Here, the Complex has admitted that it "used" the requested e-mail for an administrative purpose. The Complex explained that the Warden has reviewed the specific message at issue and "determined that a copy of the message cannot be provided because it is a security risk to have the message on the yard at" the Complex. The Warden further confirmed that the Complex requested JPay staff to block access to Ms. Goins' message because it "contained information about what medication might show a false positive for drug tests." The Complex stated that permitting inmates to access such information "is expected to cause further issues with inmates using illegal substances and trying to obtain medication to disguise this use putting themselves, other inmates, and staff at risk." Accordingly, the Complex "used" the requested e-mail, by reviewing its content to determine whether Appellant was taking any of the medications identified, by taking administrative action to block the distribution of the message, and by taking appropriate security measures in response to the information the Complex learned from reviewing the e-mail. Therefore, the requested e-mail is a "public record" within the meaning of the Act because the Complex used it for an administrative purpose. KRS 61.870(2).
Although the requested e-mail is a public record, the Complex was authorized to deny Appellant's request to maintain the security of the Complex. KRS 61.878(1)(l) authorizes public agencies to deny access to "[p]ublic records or information the disclosure of which is prohibited or restricted or otherwise made confidential by enactment of the General Assembly." Under KRS 197.025(1), "no person shall have access to any records if the disclosure is deemed by the commissioner of the department or his designee to constitute a threat to the security of the inmate, any other inmate, correctional staff, the institution, or any other person." KRS 197.025(1) grants the Commissioner of the Department of Corrections, or his designee, broad discretion to determine which records constitute a security threat to inmates, correctional staff, and correctional institutions if publicly disclosed.
The Act requires any response by a public agency denying a request for inspection of public records to include "a brief explanation of how the exception applies to the record withheld." KRS 61.880(1). At all times the public agency carries the burden of proof in justifying its denial. KRS 61.880(2)(c). Thus, the Complex was required to explain how disclosure of the records in dispute would constitute a threat to the security of "the inmate, any other inmate, correctional staff, the institution, or any other person." KRS 197.025(1). The Complex satisfied its burden by explaining that the e-mail provided information an inmate could use to challenge the validity of a drug test.

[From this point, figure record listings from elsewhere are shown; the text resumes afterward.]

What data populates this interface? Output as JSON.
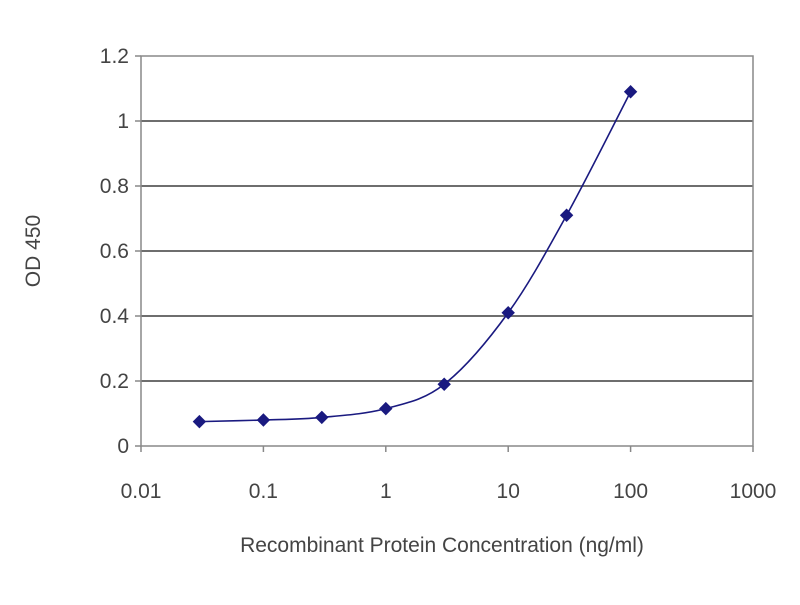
{
  "chart_data": {
    "type": "line",
    "title": "",
    "xlabel": "Recombinant Protein Concentration (ng/ml)",
    "ylabel": "OD 450",
    "x_scale": "log",
    "xlim": [
      0.01,
      1000
    ],
    "ylim": [
      0,
      1.2
    ],
    "x_ticks": [
      "0.01",
      "0.1",
      "1",
      "10",
      "100",
      "1000"
    ],
    "y_ticks": [
      "0",
      "0.2",
      "0.4",
      "0.6",
      "0.8",
      "1",
      "1.2"
    ],
    "grid": "horizontal",
    "legend": "none",
    "series": [
      {
        "color": "#1a1a80",
        "marker": "diamond",
        "points": [
          {
            "x": 0.03,
            "y": 0.075
          },
          {
            "x": 0.1,
            "y": 0.08
          },
          {
            "x": 0.3,
            "y": 0.088
          },
          {
            "x": 1,
            "y": 0.115
          },
          {
            "x": 3,
            "y": 0.19
          },
          {
            "x": 10,
            "y": 0.41
          },
          {
            "x": 30,
            "y": 0.71
          },
          {
            "x": 100,
            "y": 1.09
          }
        ]
      }
    ]
  }
}
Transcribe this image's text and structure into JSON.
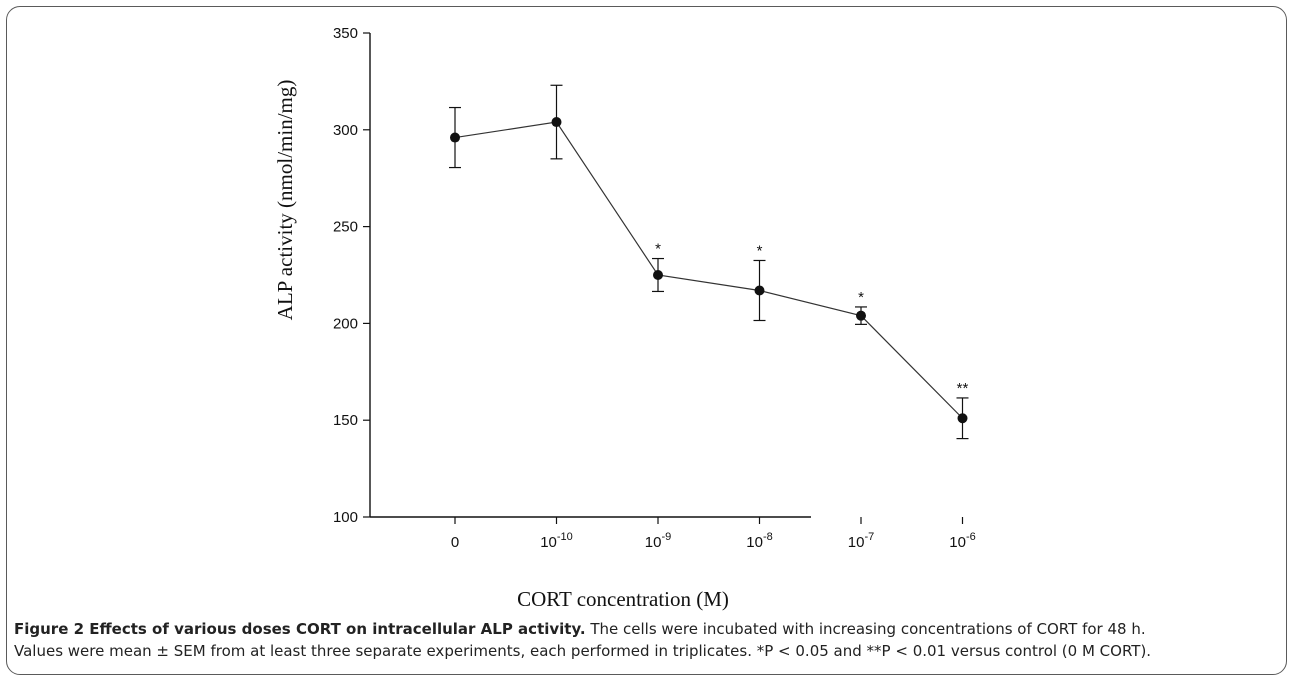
{
  "chart_data": {
    "type": "line",
    "xlabel": "CORT concentration (M)",
    "ylabel": "ALP activity (nmol/min/mg)",
    "ylim": [
      100,
      350
    ],
    "yticks": [
      "100",
      "150",
      "200",
      "250",
      "300",
      "350"
    ],
    "categories": [
      {
        "base": "0",
        "exp": ""
      },
      {
        "base": "10",
        "exp": "-10"
      },
      {
        "base": "10",
        "exp": "-9"
      },
      {
        "base": "10",
        "exp": "-8"
      },
      {
        "base": "10",
        "exp": "-7"
      },
      {
        "base": "10",
        "exp": "-6"
      }
    ],
    "series": [
      {
        "values": [
          296,
          304,
          225,
          217,
          204,
          151
        ],
        "errors": [
          15.5,
          19,
          8.5,
          15.5,
          4.5,
          10.5
        ],
        "annotations": [
          "",
          "",
          "*",
          "*",
          "*",
          "**"
        ]
      }
    ],
    "grid": false,
    "legend": "none"
  },
  "caption": {
    "title": "Figure 2 Effects of various doses CORT on intracellular ALP activity.",
    "line1": " The cells were incubated with increasing concentrations of CORT for 48 h.",
    "line2": "Values were mean ± SEM from at least three separate experiments, each performed in triplicates. *P < 0.05 and **P < 0.01 versus control (0 M CORT)."
  }
}
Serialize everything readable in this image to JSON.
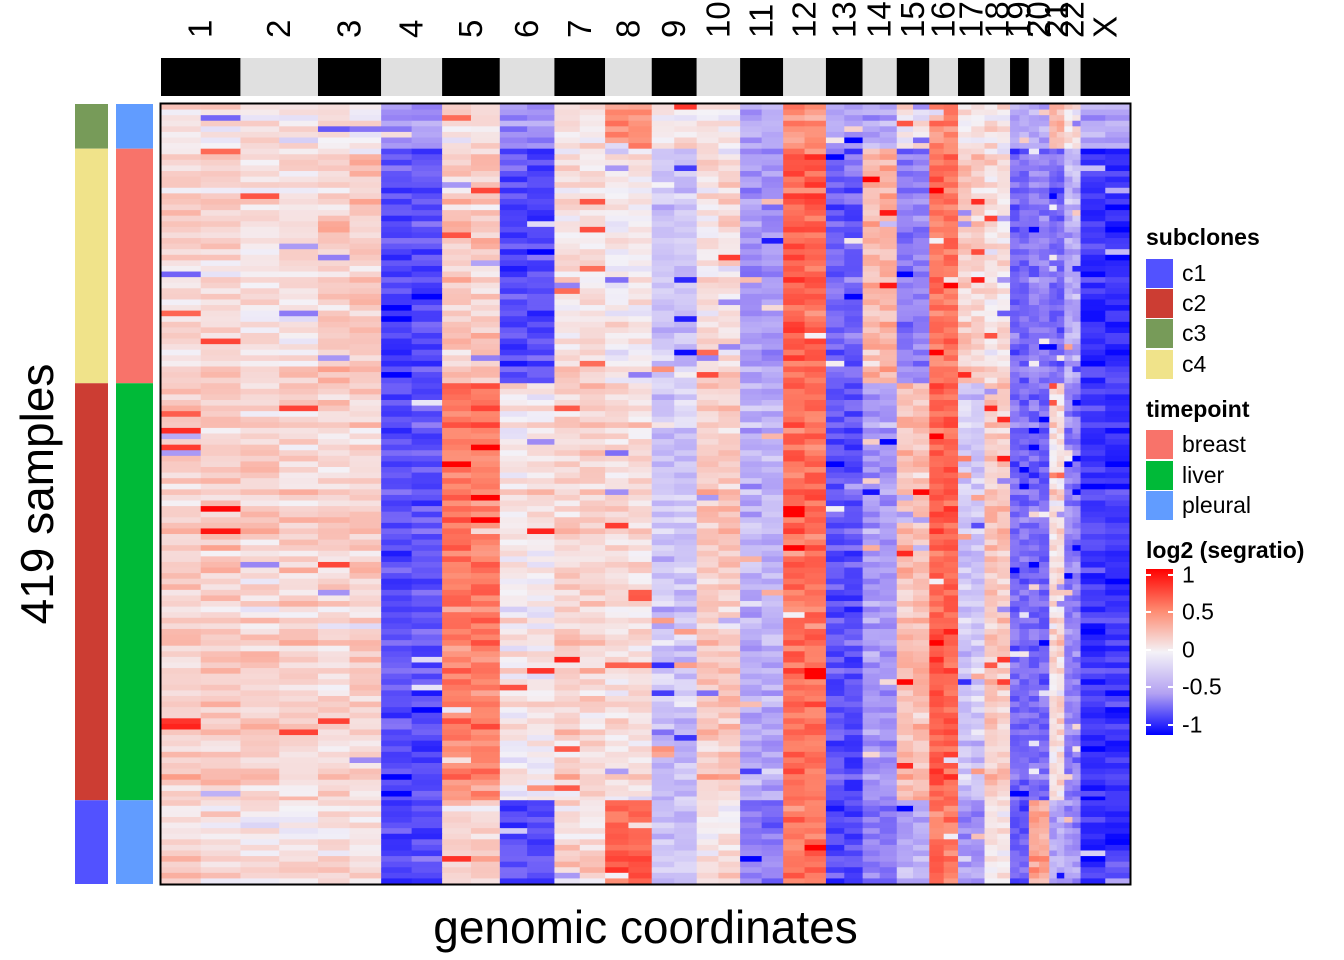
{
  "chart_data": {
    "type": "heatmap",
    "title": "",
    "xlabel": "genomic coordinates",
    "ylabel": "419 samples",
    "chromosomes": [
      "1",
      "2",
      "3",
      "4",
      "5",
      "6",
      "7",
      "8",
      "9",
      "10",
      "11",
      "12",
      "13",
      "14",
      "15",
      "16",
      "17",
      "18",
      "19",
      "20",
      "21",
      "22",
      "X"
    ],
    "chromosome_relative_lengths": [
      249,
      243,
      198,
      191,
      181,
      171,
      159,
      146,
      141,
      136,
      135,
      134,
      115,
      107,
      102,
      90,
      83,
      80,
      59,
      64,
      47,
      51,
      155
    ],
    "sample_groups": [
      {
        "subclone": "c3",
        "timepoint": "pleural",
        "rows": 24
      },
      {
        "subclone": "c4",
        "timepoint": "breast",
        "rows": 126
      },
      {
        "subclone": "c2",
        "timepoint": "liver",
        "rows": 224
      },
      {
        "subclone": "c1",
        "timepoint": "pleural",
        "rows": 45
      }
    ],
    "approx_group_mean_log2_by_chromosome": {
      "c3": [
        0.1,
        0.1,
        0.1,
        -0.4,
        0.1,
        -0.4,
        0.1,
        0.5,
        0.1,
        0.1,
        -0.3,
        0.5,
        -0.3,
        -0.3,
        0.1,
        0.5,
        0.1,
        0.1,
        -0.3,
        -0.3,
        0.3,
        0.1,
        -0.3
      ],
      "c4": [
        0.15,
        0.1,
        0.2,
        -0.7,
        0.2,
        -0.7,
        0.1,
        0.05,
        -0.2,
        0.1,
        -0.4,
        0.65,
        -0.6,
        0.3,
        -0.5,
        0.6,
        0.2,
        0.1,
        -0.6,
        -0.5,
        -0.6,
        -0.3,
        -0.8
      ],
      "c2": [
        0.2,
        0.15,
        0.15,
        -0.7,
        0.55,
        0.05,
        0.15,
        0.1,
        -0.2,
        0.2,
        -0.3,
        0.6,
        -0.7,
        -0.4,
        0.25,
        0.65,
        -0.2,
        0.2,
        -0.6,
        -0.6,
        0.1,
        -0.5,
        -0.8
      ],
      "c1": [
        0.15,
        0.1,
        0.15,
        -0.7,
        0.2,
        -0.7,
        0.15,
        0.7,
        -0.2,
        0.1,
        -0.5,
        0.6,
        -0.7,
        -0.5,
        -0.3,
        0.6,
        -0.4,
        0.1,
        -0.6,
        0.4,
        -0.3,
        -0.4,
        -0.8
      ]
    },
    "color_scale": {
      "title": "log2 (segratio)",
      "ticks": [
        "1",
        "0.5",
        "0",
        "-0.5",
        "-1"
      ],
      "range": [
        -1,
        1
      ],
      "colors": {
        "high": "#ff0000",
        "mid": "#f4f2f7",
        "low": "#0000ff"
      }
    },
    "legend_placement": "right"
  },
  "legends": {
    "subclones": {
      "title": "subclones",
      "items": [
        {
          "label": "c1",
          "color": "#5252ff"
        },
        {
          "label": "c2",
          "color": "#cc3d33"
        },
        {
          "label": "c3",
          "color": "#779b59"
        },
        {
          "label": "c4",
          "color": "#f0e38a"
        }
      ]
    },
    "timepoint": {
      "title": "timepoint",
      "items": [
        {
          "label": "breast",
          "color": "#f8736a"
        },
        {
          "label": "liver",
          "color": "#00ba38"
        },
        {
          "label": "pleural",
          "color": "#619cff"
        }
      ]
    }
  },
  "colors": {
    "chrom_dark": "#000000",
    "chrom_light": "#e0e0e0",
    "subclone_c1": "#5252ff",
    "subclone_c2": "#cc3d33",
    "subclone_c3": "#779b59",
    "subclone_c4": "#f0e38a",
    "tp_breast": "#f8736a",
    "tp_liver": "#00ba38",
    "tp_pleural": "#619cff"
  }
}
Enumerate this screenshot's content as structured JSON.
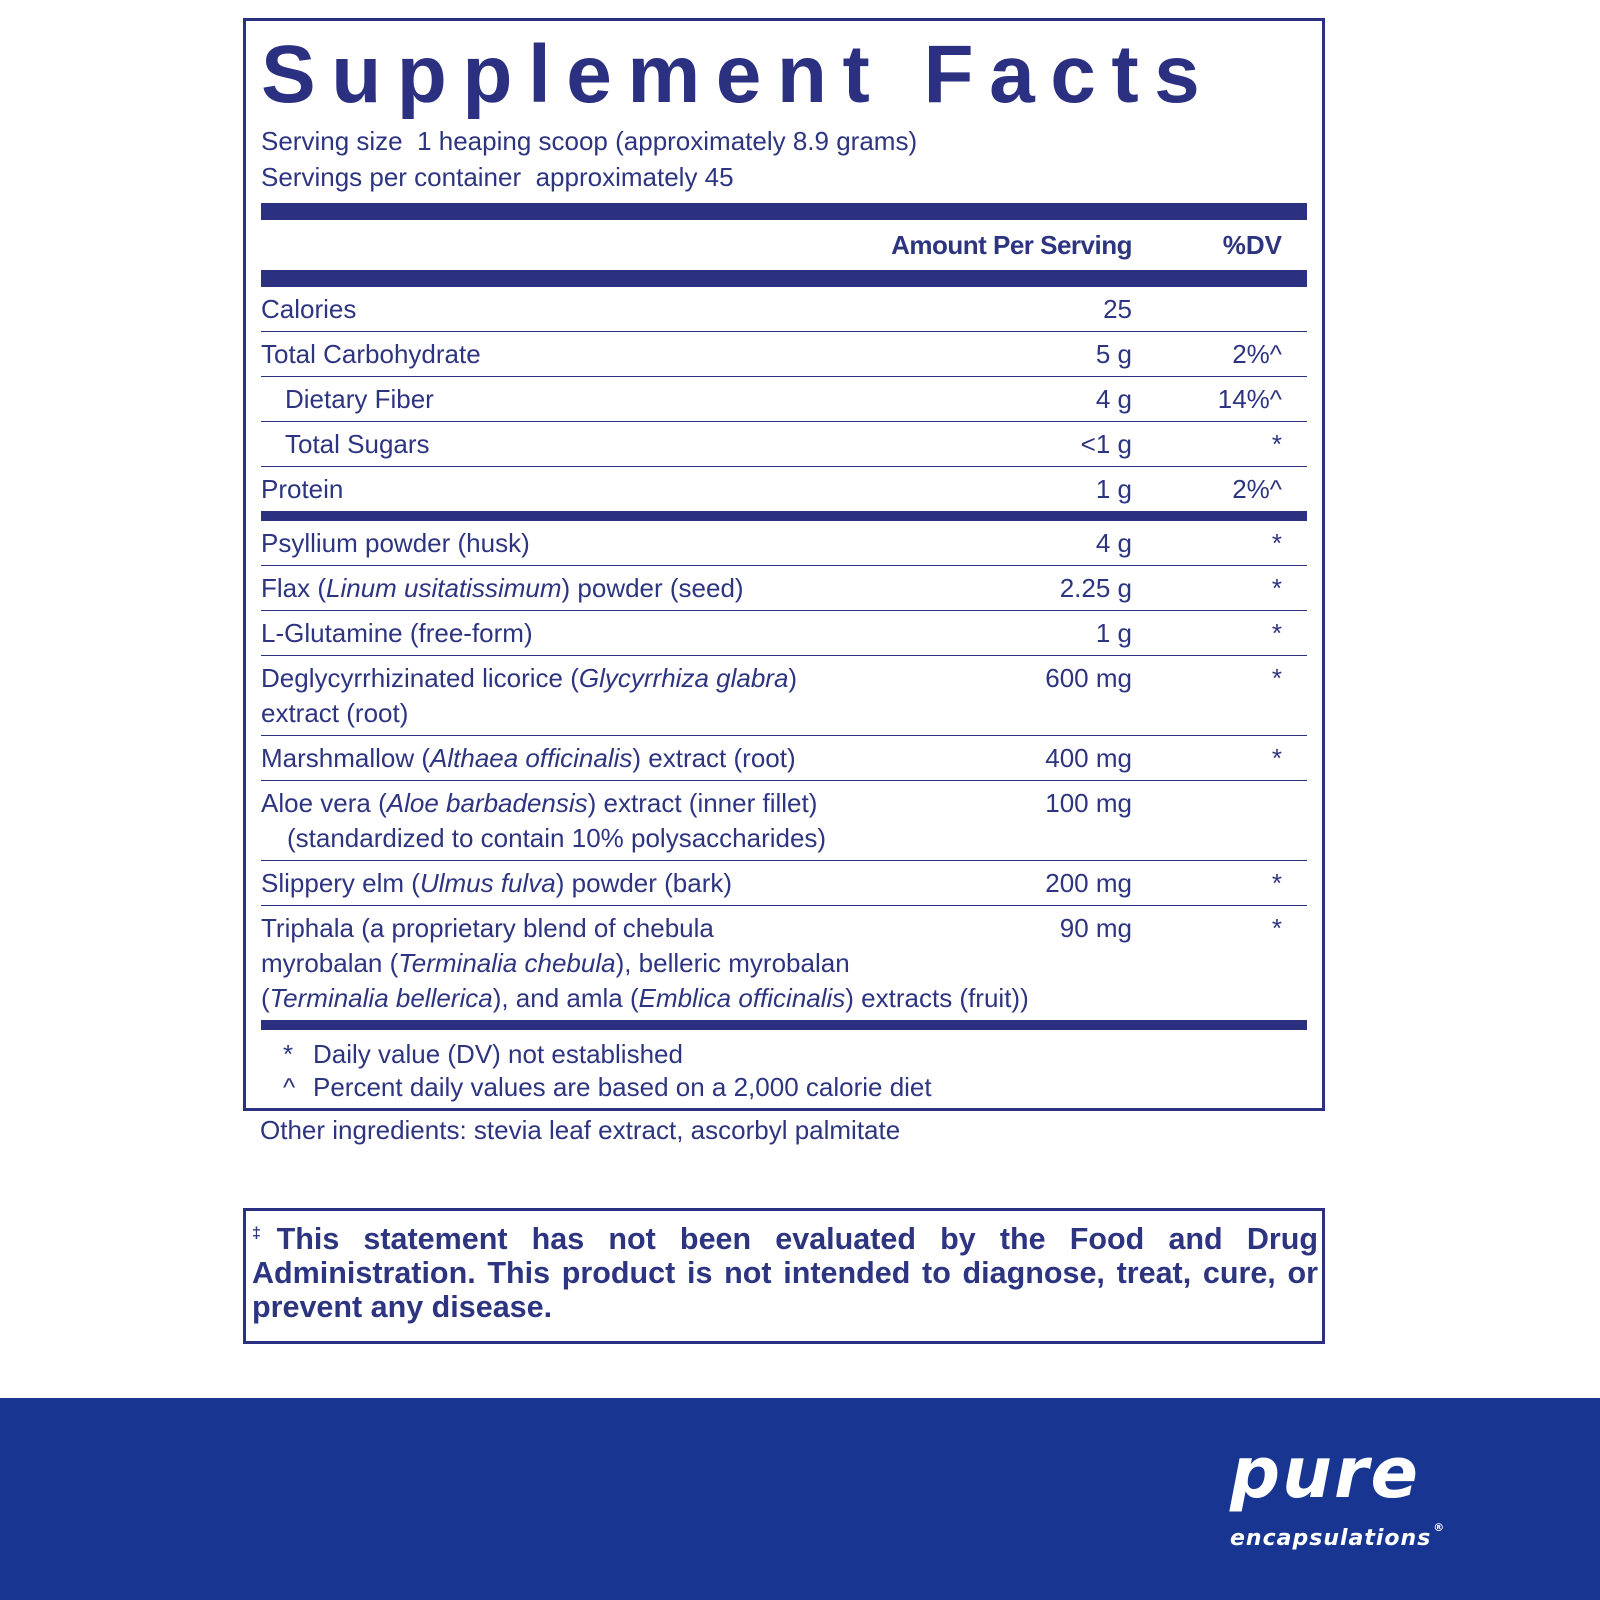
{
  "title": "Supplement Facts",
  "serving_size": "Serving size  1 heaping scoop (approximately 8.9 grams)",
  "servings_per_container": "Servings per container  approximately 45",
  "columns": {
    "amount": "Amount Per Serving",
    "dv": "%DV"
  },
  "nutrition_rows": [
    {
      "lines": [
        [
          {
            "t": "Calories"
          }
        ]
      ],
      "amount": "25",
      "dv": ""
    },
    {
      "lines": [
        [
          {
            "t": "Total Carbohydrate"
          }
        ]
      ],
      "amount": "5 g",
      "dv": "2%^"
    },
    {
      "lines": [
        [
          {
            "t": "Dietary Fiber"
          }
        ]
      ],
      "amount": "4 g",
      "dv": "14%^",
      "indent": true
    },
    {
      "lines": [
        [
          {
            "t": "Total Sugars"
          }
        ]
      ],
      "amount": "<1 g",
      "dv": "*",
      "indent": true
    },
    {
      "lines": [
        [
          {
            "t": "Protein"
          }
        ]
      ],
      "amount": "1 g",
      "dv": "2%^"
    }
  ],
  "ingredient_rows": [
    {
      "lines": [
        [
          {
            "t": "Psyllium powder (husk)"
          }
        ]
      ],
      "amount": "4 g",
      "dv": "*"
    },
    {
      "lines": [
        [
          {
            "t": "Flax ("
          },
          {
            "t": "Linum usitatissimum",
            "i": true
          },
          {
            "t": ") powder (seed)"
          }
        ]
      ],
      "amount": "2.25 g",
      "dv": "*"
    },
    {
      "lines": [
        [
          {
            "t": "L-Glutamine (free-form)"
          }
        ]
      ],
      "amount": "1 g",
      "dv": "*"
    },
    {
      "lines": [
        [
          {
            "t": "Deglycyrrhizinated licorice ("
          },
          {
            "t": "Glycyrrhiza glabra",
            "i": true
          },
          {
            "t": ")"
          }
        ],
        [
          {
            "t": "extract (root)"
          }
        ]
      ],
      "amount": "600 mg",
      "dv": "*"
    },
    {
      "lines": [
        [
          {
            "t": "Marshmallow ("
          },
          {
            "t": "Althaea officinalis",
            "i": true
          },
          {
            "t": ") extract (root)"
          }
        ]
      ],
      "amount": "400 mg",
      "dv": "*"
    },
    {
      "lines": [
        [
          {
            "t": "Aloe vera ("
          },
          {
            "t": "Aloe barbadensis",
            "i": true
          },
          {
            "t": ") extract (inner fillet)"
          }
        ],
        [
          {
            "t": "(standardized to contain 10% polysaccharides)",
            "indent": true
          }
        ]
      ],
      "amount": "100 mg",
      "dv": ""
    },
    {
      "lines": [
        [
          {
            "t": "Slippery elm ("
          },
          {
            "t": "Ulmus fulva",
            "i": true
          },
          {
            "t": ") powder (bark)"
          }
        ]
      ],
      "amount": "200 mg",
      "dv": "*"
    },
    {
      "lines": [
        [
          {
            "t": "Triphala (a proprietary blend of chebula"
          }
        ],
        [
          {
            "t": "myrobalan ("
          },
          {
            "t": "Terminalia chebula",
            "i": true
          },
          {
            "t": "), belleric myrobalan"
          }
        ],
        [
          {
            "t": "("
          },
          {
            "t": "Terminalia bellerica",
            "i": true
          },
          {
            "t": "), and amla ("
          },
          {
            "t": "Emblica officinalis",
            "i": true
          },
          {
            "t": ") extracts (fruit))"
          }
        ]
      ],
      "amount": "90 mg",
      "dv": "*"
    }
  ],
  "footnotes": [
    {
      "symbol": "*",
      "text": "Daily value (DV) not established"
    },
    {
      "symbol": "^",
      "text": "Percent daily values are based on a 2,000 calorie diet"
    }
  ],
  "other_ingredients": "Other ingredients: stevia leaf extract, ascorbyl palmitate",
  "disclaimer": {
    "symbol": "‡",
    "text": "This statement has not been evaluated by the Food and Drug Administration. This product is not intended to diagnose, treat, cure, or prevent any disease."
  },
  "brand": {
    "logo_main": "pure",
    "logo_sub": "encapsulations",
    "registered": "®"
  },
  "colors": {
    "text": "#2e3580",
    "rule": "#2b3080",
    "footer": "#173591"
  }
}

Therefore, the Complex did not violate the Act by denying Appellant's request under KRS 197.025(1).
A party aggrieved by this decision may appeal it by initiating action in the appropriate circuit court pursuant to KRS 61.880(5) and KRS 61.882. Pursuant to KRS 61.880(3), the Attorney General shall be notified of any action in circuit court, but shall not be named as a party in that action or in any subsequent proceedings.